The Wikipedia article on the Sierpinski carpet fractal says that it is compact, connected and locally connected.
It is clear from the construction that the Sierpinski carpet is closed and bounded in $\mathbb{R}^2$, hence it is compact. However, I don't see any reason for it to be connected and locally connected. I'm not necessarily asking for a rigorous proof; I'd be happy to see at least some kind of idea which would make me believe it is true.
If you look closely at the construction of Sierpiński carpet, you will notice that given a rational $q=\frac{m}{3^n}$ we have that both $(q,r)$ and $(s,q)$ belong to the Sierpiński carpet, for any $r,s\in [0,1]$. Meaning both $X$ and $Y$ cross sections at rationals with $3^n$ in denominator are full intervals.

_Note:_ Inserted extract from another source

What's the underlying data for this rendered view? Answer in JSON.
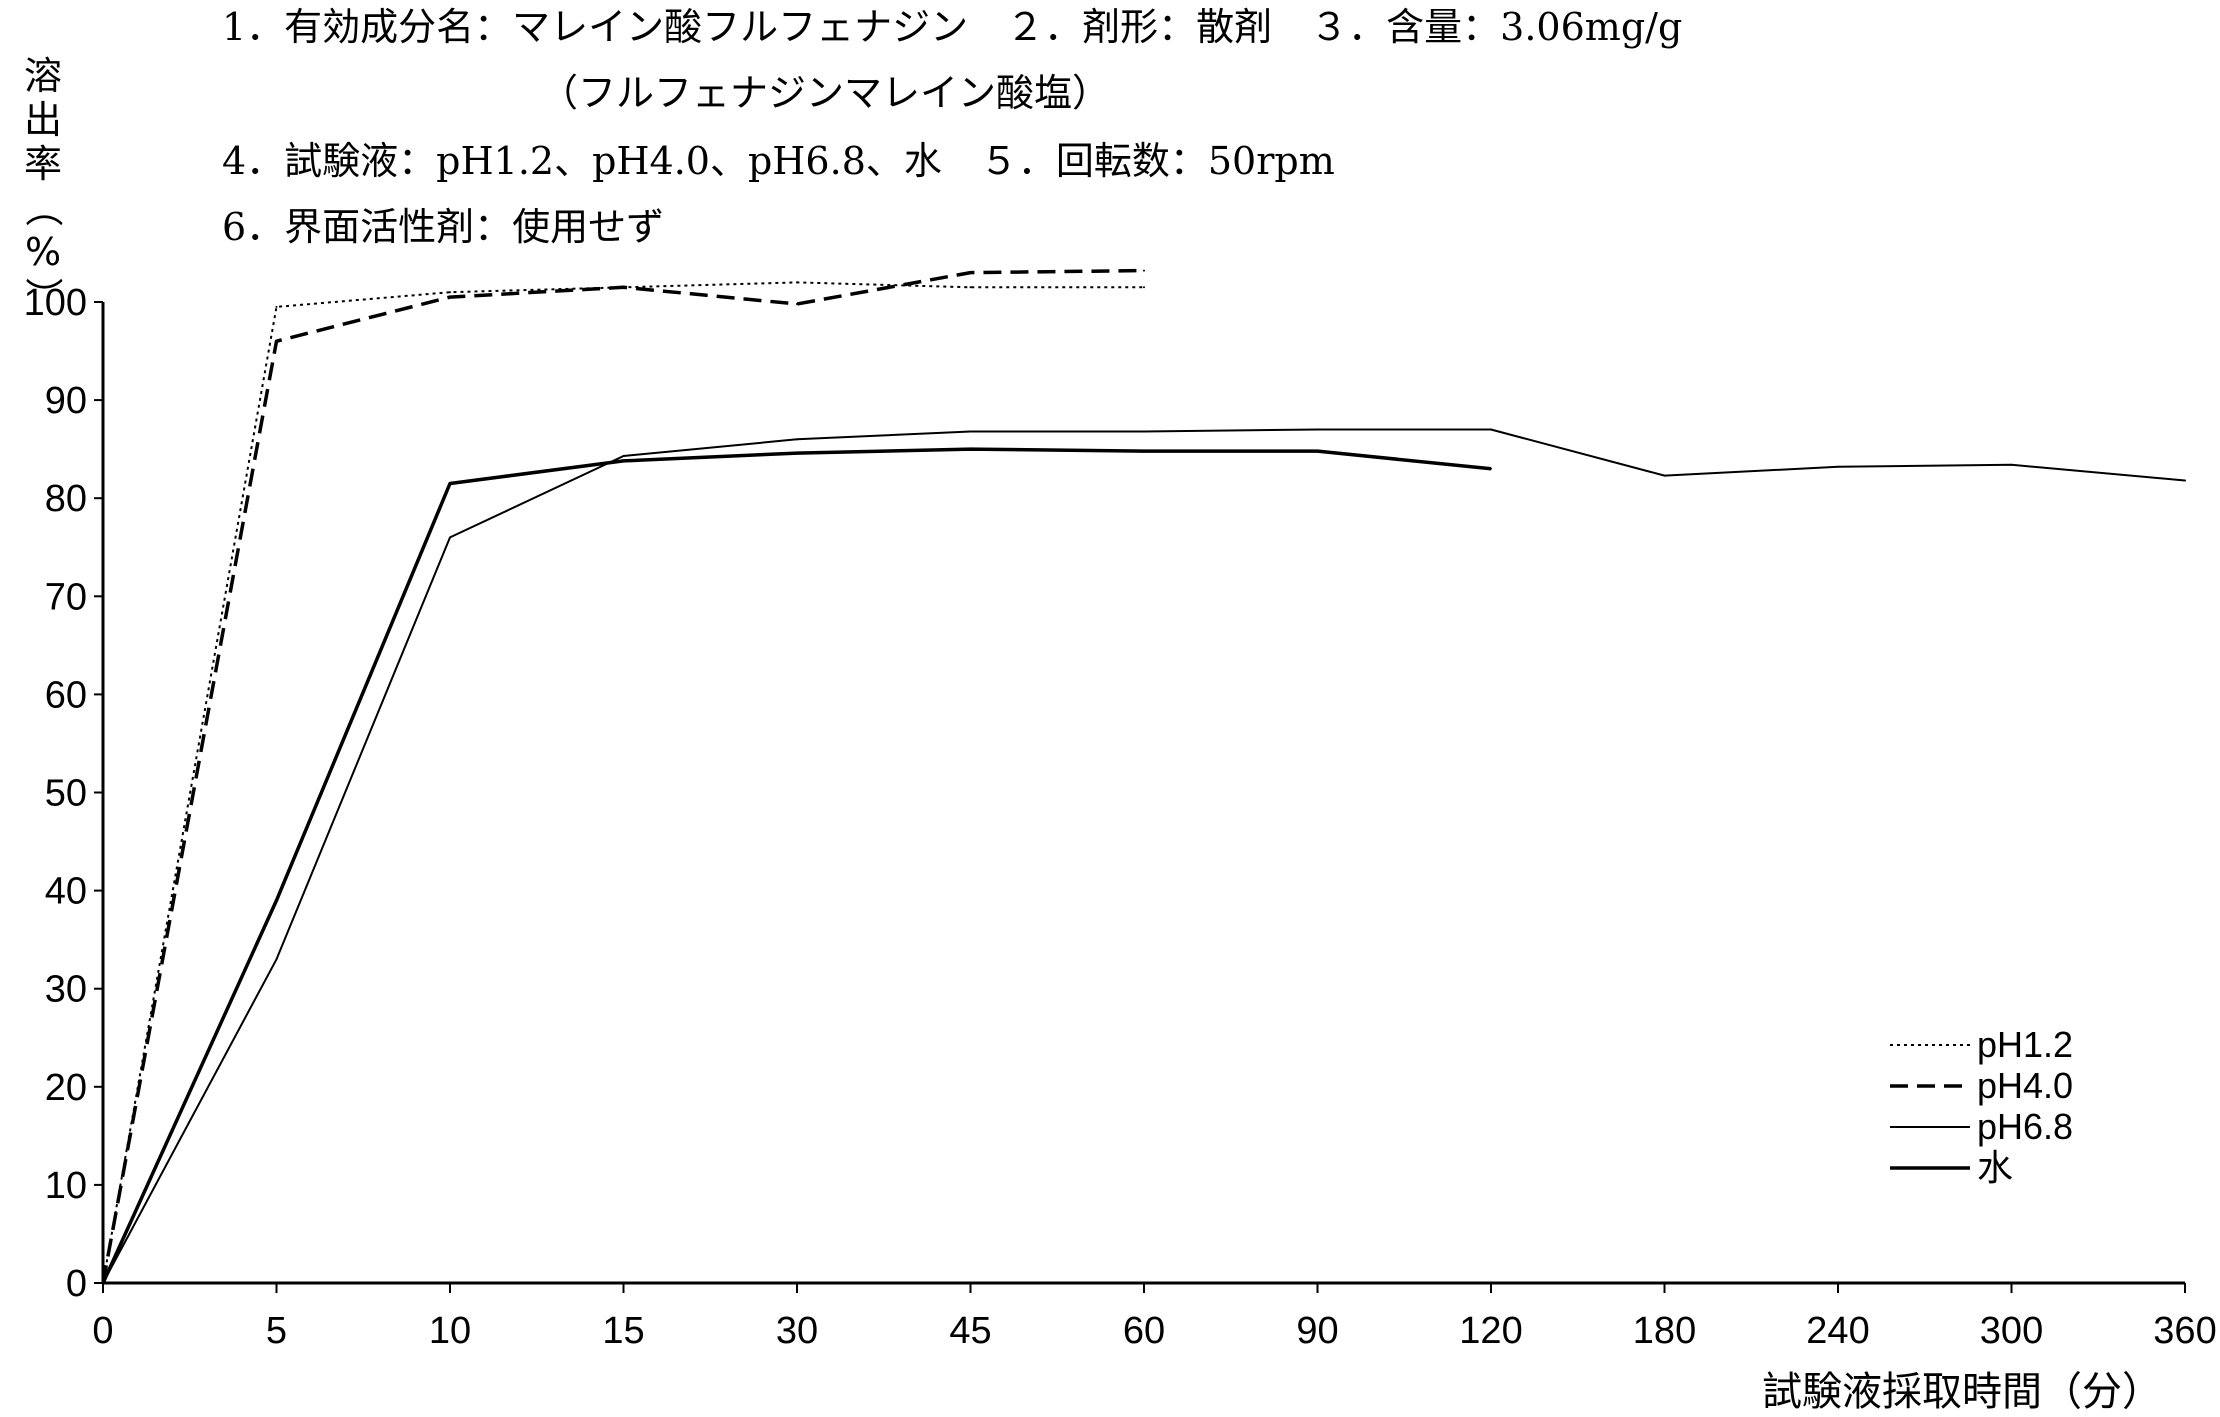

And this means that any two such points can be connected by a path: (at most) two straight lines. Furthermore those points are dense in the carpet. So given a sequence of those points $v_n$ convergent to some point $v$ we can glue paths between $v_{n-1}$ and $v_n$ to obtain a path from $v_0$ to $v$. In general such construction does not have to yield a continuous path. However in this case it works, because we glue concrete paths: those two straight lines. Such path has the important property that the closer points are to each other the smaller the path is (meaning contained in a smaller ball). And this is enough to conclude that such construction gives a continuous path.
And so the carpet is even path connected. Similar argument works for local (path) connectedness.